‘“Klinghoffer” is as much an orchestral drama as a vocal one: the instruments are always brooding behind the voices, fostering doubt. An effect of pinging electronic timbres mixed with scrawny strings is especially prominent in the terrorists’ later arias, giving them a tacky sheen. Full, rich textures, such as Adams readily supplies in his orchestral scores, come along rarely: there is the sense of a progressive hollowing. At the very end, downward-slumping phrases in the violas and cellos evoke shudders of grief. Robertson and the Met players, having wrung a maximum of tension from the score, gave that final page a Mahlerian pang—the last throb of a devoted heart. Then the opera simply stops. The most troubling thing about “Klinghoffer” may be that it offers no consolation, no way out,’ writes Alex Ross in The New Yorker about the much discussed Met production
(Read the complete article by Alex Ross on this opera here.)
On October 3, 1985, the cruise ship Achille Lauro was hijacked by Palestinian terrorists. The terrorists killed one passenger, Leon Klinghoffer, then they walked off the boat. They were intercepted in Italy, tried, convicted and imprisoned, but they managed to escape or were released.
The daughters of Klinghoffer, Lisa and Ilsa, objected to this production. Their objection was printed in the program: ‘It [The Death of Klinghoffer] presents false moral equivalencies without context and offers no real insight into the historical reality and the senseless murder of an American Jew.’
Their objection can be understood and the Met did a right thing to include their note in the program, but I happen to disagree. ‘The Death of Klinghoffer’ does offer real insight. Precisely because news shows tend to estheticize everything including terrorism and murder, these acts have become completely estheticized events.
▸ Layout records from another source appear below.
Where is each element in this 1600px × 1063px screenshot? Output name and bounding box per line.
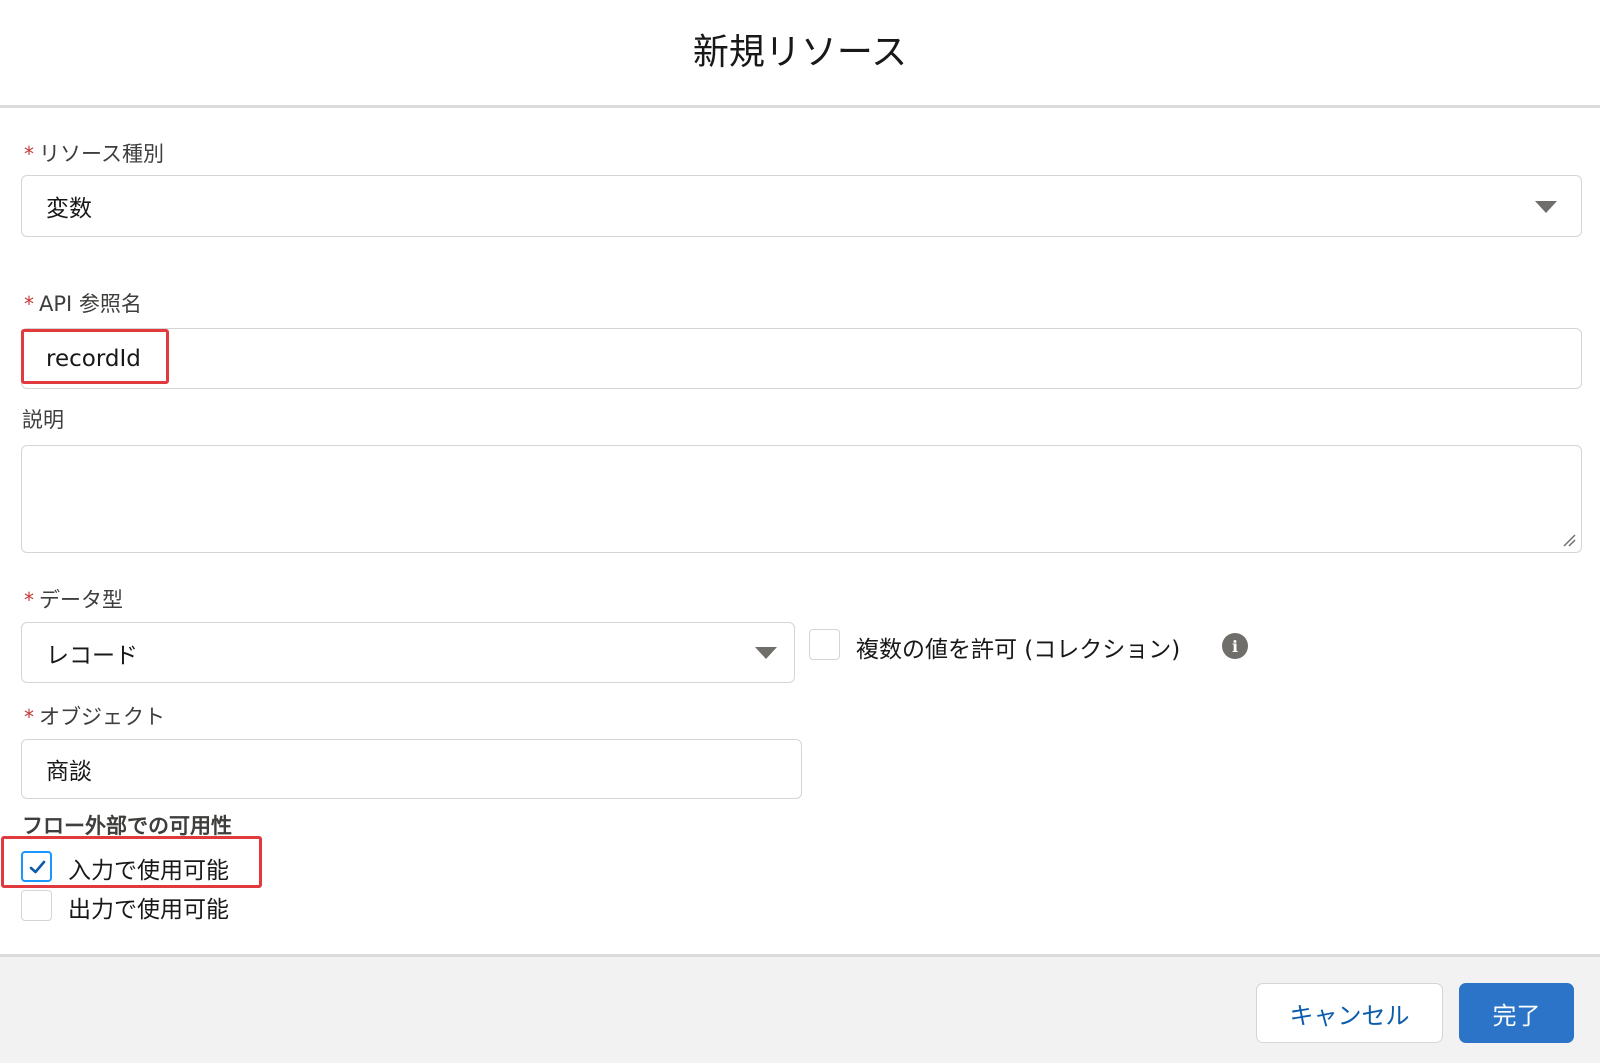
available-for-output-checkbox[interactable] (21, 890, 52, 921)
cancel-button[interactable]: キャンセル (1256, 983, 1443, 1043)
available-for-input-label: 入力で使用可能 (68, 858, 229, 884)
data-type-label-text: データ型 (39, 588, 123, 612)
available-for-output-label: 出力で使用可能 (68, 897, 229, 923)
allow-multiple-label: 複数の値を許可 (コレクション) (856, 637, 1181, 663)
api-name-input[interactable]: recordId (21, 328, 1582, 389)
api-name-label: * API 参照名 (24, 288, 142, 318)
api-name-label-text: API 参照名 (39, 292, 142, 316)
description-label-text: 説明 (22, 408, 64, 432)
data-type-select[interactable]: レコード (21, 622, 795, 683)
resource-type-value: 変数 (46, 196, 92, 222)
modal-title: 新規リソース (692, 31, 908, 73)
object-label: * オブジェクト (24, 701, 165, 731)
description-textarea[interactable] (21, 445, 1582, 553)
required-mark: * (24, 705, 34, 729)
info-icon[interactable]: i (1222, 633, 1248, 659)
modal-header: 新規リソース (0, 0, 1600, 108)
resource-type-label: * リソース種別 (24, 138, 164, 168)
object-label-text: オブジェクト (39, 705, 165, 729)
resize-handle-icon[interactable] (1562, 533, 1576, 547)
data-type-label: * データ型 (24, 584, 123, 614)
done-button[interactable]: 完了 (1459, 983, 1574, 1043)
dropdown-caret-icon (1535, 201, 1557, 213)
available-for-input-checkbox[interactable] (21, 851, 52, 882)
availability-section-title: フロー外部での可用性 (22, 814, 232, 838)
modal-footer: キャンセル 完了 (0, 954, 1600, 1063)
required-mark: * (24, 588, 34, 612)
checkmark-icon (29, 860, 46, 874)
required-mark: * (24, 292, 34, 316)
dropdown-caret-icon (755, 647, 777, 659)
resource-type-label-text: リソース種別 (39, 142, 164, 166)
required-mark: * (24, 142, 34, 166)
data-type-value: レコード (46, 642, 138, 669)
resource-type-select[interactable]: 変数 (21, 175, 1582, 237)
object-value: 商談 (46, 759, 92, 785)
api-name-value: recordId (46, 345, 141, 372)
object-input[interactable]: 商談 (21, 739, 802, 799)
allow-multiple-checkbox[interactable] (809, 629, 840, 660)
description-label: 説明 (22, 404, 64, 434)
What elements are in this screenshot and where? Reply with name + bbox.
The necessary artificiality of John Adams’ opera and the powerful libretto by Alice Goodman forces the spectator to take a step back, to see through the esthetics and hysteria of so-called objective journalism. Contemporary history is also history; the same components of the Greek tragedy are the components of the 24-hour news cycle. Sometimes we need opera to understand reality better.
When I walked out the theater this afternoon a lone protester, a young woman, was standing outside with a sign claiming that ‘The Death of Klinghoffer’ was an anti-Semitic opera. Probably she hadn’t seen the opera or heard the music, but we don’t need facts for opinions, we just need emotions.